Being assertive can help your set boundaries, prioritising your mental health, and giving you the opportunity to focus on yourself.
Now, physically, I am sure we all can take up space. But there is a difference between being in a space and taking up a space. Physically being present and taking up space can also influence your confidence and the power you feel in your day-to-day life. ‘Power posing’, otherwise known as superman posing – hands on hip and all – has even been proven to affect how you feel in high stress situations. You want to feel confident? Start with being physically present within yourself. Be yourself even when you feel awkward. Laugh a little louder than you think is necessary. And hone that skill of self-awareness. Getting to know yourself is the first step in defining a space as yours. The only opinions that matter are your own, so get out there and take up some space. I promise you; you’ll feel better for it.
The behaviour of being assertive is slightly harder to develop; for years many of us have been taught that being quiet and small is the ideal. Maybe we were criticised for being ‘too loud’, ‘too emotional
, ‘too needy’, and the result was an ingrained lack of self and assertiveness. So, the moment we have the opportunity to be more assertive and express our needs and wants, we just don’t know where to begin. So, let's start small.
Infact, let's go back to taking up space. These two things go hand in hand so well. I spoke about getting to know yourself. Well, once you do, try believing in yourself too. Because I believe in you, and I’ve never even met you. But you’re here. And you’re reading this blog post. Which already tells me you want to learn. You’ve taken that first step, let's keep going.
First, and probably most important, learn how to say ‘no’. Whether it’s extra training as part of a sports team, coffee with a friend, being asked to help a peer. If it doesn’t work for you, then learn to say ‘no’. It’s important to recognise when saying ‘no’ helps you – and when saying ‘yes’ comes at a detriment to your own wellbeing, comfort, or time, then the answer should always be no. It’s empowering, its liberating. And I think we could all learn to say ‘no’ a bit more often.

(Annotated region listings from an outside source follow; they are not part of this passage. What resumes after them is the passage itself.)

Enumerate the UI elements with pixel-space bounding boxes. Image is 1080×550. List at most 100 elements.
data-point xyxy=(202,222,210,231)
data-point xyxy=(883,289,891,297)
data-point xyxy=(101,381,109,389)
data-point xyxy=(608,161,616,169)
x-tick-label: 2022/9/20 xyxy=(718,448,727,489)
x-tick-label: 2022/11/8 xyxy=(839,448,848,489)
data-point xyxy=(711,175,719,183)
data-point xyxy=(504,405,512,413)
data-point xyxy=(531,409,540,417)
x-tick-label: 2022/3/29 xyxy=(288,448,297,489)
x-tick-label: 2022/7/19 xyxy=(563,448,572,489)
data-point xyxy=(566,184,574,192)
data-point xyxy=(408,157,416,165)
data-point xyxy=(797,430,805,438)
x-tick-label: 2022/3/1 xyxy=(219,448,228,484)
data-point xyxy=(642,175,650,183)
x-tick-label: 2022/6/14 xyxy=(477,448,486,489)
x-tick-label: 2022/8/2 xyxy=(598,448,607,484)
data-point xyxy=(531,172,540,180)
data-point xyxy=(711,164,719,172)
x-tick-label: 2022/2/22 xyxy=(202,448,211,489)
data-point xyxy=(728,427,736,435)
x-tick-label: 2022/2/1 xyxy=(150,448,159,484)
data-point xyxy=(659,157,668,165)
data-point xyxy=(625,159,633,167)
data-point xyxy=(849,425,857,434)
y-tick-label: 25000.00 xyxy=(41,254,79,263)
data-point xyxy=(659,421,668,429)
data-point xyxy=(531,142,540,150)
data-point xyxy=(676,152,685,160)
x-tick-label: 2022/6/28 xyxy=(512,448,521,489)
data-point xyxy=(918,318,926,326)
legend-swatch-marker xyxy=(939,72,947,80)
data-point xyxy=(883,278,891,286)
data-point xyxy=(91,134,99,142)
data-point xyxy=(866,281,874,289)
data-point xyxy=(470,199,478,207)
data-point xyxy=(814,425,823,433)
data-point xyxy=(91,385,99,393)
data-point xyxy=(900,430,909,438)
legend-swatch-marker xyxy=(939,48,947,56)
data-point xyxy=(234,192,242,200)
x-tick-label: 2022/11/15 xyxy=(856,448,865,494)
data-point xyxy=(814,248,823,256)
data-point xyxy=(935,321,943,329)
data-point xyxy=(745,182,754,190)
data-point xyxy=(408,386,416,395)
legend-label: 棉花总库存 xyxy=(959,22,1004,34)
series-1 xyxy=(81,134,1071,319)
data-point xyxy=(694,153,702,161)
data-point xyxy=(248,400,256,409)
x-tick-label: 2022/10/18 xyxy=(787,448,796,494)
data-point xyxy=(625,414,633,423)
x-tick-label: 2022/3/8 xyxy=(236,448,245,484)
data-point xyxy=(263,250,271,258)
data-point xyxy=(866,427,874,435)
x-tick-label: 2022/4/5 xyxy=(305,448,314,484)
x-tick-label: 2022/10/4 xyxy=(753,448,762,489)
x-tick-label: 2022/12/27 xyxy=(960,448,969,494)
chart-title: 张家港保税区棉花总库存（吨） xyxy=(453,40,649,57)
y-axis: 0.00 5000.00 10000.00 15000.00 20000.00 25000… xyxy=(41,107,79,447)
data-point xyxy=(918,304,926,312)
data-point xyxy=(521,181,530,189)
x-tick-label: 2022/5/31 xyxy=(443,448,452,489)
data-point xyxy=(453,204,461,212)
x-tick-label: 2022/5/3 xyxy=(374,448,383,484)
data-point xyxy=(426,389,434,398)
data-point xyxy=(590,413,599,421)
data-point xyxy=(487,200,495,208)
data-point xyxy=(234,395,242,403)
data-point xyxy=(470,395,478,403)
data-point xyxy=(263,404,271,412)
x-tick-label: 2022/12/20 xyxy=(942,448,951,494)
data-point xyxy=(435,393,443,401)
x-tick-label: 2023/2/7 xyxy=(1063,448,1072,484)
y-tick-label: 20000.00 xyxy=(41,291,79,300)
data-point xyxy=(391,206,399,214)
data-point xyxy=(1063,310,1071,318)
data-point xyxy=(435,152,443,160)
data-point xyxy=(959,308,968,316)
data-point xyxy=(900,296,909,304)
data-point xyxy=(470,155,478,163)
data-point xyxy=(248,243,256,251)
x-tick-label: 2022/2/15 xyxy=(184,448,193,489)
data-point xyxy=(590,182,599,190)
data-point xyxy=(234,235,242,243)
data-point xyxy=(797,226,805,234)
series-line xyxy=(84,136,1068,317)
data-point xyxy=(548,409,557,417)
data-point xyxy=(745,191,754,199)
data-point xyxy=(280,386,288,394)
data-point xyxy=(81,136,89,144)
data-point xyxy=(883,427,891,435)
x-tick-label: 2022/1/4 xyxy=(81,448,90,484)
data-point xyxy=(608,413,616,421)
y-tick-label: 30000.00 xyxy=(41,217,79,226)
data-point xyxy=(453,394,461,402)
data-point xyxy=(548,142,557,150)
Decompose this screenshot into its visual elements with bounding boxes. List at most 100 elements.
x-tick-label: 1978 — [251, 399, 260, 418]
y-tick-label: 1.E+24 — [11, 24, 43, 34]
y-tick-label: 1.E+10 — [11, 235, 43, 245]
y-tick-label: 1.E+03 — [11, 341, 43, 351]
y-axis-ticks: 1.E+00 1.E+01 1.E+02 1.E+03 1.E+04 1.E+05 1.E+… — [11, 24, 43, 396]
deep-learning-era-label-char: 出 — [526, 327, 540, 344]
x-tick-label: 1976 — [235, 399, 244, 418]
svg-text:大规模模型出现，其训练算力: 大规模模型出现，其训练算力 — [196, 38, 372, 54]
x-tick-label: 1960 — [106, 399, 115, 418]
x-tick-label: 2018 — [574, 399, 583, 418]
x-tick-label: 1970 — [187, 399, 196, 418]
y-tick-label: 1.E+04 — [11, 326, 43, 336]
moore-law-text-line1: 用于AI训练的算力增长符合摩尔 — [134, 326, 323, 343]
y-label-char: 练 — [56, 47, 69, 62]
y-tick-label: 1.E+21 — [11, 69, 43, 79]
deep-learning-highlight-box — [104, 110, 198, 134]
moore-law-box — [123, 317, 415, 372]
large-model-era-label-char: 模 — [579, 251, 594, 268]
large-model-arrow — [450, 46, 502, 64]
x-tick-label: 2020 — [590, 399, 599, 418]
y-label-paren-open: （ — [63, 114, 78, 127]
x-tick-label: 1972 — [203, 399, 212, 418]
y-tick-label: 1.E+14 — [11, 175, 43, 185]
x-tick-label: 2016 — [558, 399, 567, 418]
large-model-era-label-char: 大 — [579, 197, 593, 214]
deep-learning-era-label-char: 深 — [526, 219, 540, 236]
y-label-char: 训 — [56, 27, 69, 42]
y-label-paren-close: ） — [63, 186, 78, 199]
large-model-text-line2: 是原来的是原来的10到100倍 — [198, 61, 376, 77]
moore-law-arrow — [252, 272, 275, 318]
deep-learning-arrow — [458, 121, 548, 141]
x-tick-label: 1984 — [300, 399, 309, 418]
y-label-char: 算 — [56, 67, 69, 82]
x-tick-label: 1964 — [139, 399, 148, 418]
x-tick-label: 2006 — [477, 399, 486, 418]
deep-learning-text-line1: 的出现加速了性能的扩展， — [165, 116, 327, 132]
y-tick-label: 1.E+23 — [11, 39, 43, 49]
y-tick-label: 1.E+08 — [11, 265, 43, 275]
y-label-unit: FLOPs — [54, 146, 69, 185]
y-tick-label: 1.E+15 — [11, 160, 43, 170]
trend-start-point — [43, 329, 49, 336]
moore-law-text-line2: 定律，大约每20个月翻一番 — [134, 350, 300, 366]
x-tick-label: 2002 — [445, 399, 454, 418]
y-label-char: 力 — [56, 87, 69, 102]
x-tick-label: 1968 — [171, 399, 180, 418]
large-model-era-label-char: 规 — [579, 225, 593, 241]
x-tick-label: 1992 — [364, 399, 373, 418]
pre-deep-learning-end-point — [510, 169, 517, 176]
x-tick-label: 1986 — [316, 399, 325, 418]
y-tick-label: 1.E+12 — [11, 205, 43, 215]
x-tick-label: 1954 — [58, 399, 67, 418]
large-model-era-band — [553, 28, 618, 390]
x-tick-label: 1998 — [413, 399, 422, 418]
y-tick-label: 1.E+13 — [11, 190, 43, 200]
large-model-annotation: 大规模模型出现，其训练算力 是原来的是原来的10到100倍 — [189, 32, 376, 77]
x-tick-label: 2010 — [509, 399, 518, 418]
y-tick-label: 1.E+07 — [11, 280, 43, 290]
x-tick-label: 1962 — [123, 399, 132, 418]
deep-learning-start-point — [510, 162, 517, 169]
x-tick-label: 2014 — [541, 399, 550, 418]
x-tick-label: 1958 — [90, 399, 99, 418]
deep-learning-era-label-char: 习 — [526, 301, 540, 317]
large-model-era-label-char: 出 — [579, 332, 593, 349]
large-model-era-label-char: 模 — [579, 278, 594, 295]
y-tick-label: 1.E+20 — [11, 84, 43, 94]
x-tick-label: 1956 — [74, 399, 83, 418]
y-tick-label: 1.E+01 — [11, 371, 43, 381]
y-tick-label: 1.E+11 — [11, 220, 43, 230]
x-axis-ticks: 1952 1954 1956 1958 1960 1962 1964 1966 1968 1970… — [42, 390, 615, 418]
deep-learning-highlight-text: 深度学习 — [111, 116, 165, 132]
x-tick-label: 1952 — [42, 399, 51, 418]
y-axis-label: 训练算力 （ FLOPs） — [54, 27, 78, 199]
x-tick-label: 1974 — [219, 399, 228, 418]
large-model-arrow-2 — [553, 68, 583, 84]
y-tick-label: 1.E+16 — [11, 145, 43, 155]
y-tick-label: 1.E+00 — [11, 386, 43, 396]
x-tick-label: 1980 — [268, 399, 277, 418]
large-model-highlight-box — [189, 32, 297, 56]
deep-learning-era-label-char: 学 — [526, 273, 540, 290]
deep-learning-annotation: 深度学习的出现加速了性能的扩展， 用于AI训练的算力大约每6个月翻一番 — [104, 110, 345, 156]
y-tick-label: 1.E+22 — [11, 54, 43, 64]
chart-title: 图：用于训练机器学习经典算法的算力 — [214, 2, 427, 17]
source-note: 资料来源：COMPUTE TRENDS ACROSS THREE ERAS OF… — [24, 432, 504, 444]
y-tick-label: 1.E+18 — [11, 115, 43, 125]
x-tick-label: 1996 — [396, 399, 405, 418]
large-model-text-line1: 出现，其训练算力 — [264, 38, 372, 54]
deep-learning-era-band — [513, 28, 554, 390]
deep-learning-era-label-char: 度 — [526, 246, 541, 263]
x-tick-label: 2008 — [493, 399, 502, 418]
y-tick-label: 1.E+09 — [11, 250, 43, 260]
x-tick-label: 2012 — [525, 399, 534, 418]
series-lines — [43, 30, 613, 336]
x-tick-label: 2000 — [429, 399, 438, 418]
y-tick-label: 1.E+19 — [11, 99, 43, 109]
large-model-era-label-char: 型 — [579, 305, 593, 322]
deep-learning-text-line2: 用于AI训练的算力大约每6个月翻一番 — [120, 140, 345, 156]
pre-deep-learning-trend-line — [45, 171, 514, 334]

My next piece of advice is to start small and keep it simple and direct. Don’t leave room for misinterpretation. Assertiveness is effective because it is straight to the point. Tell the other person how you’re feeling using the pronoun ‘I’—as in ‘I feel’ or ‘I think.’ This is a confident approach. Beginning with ‘you’ presumes to know what the other side is feeling and comes across as a more aggressive communication style.
And, finally, try and keep those emotions in check. I know we are all capable of feeling pretty big feelings, but being assertive can often come across as aggressive and when it does conflict can escalate quickly. So, by keeping those emotions in check, and working on remaining calm, not only do you help yourself, but you help whatever situation you are in too.
I took a long time to learn how to be assertive. To balance being a woman and being seen as emotional, and simply expressing my emotions. So, I hope you can come away from this with a handy set of tips to help you be more assertive and take up space confidently. Something I would have really appreciated when I first started taking up space.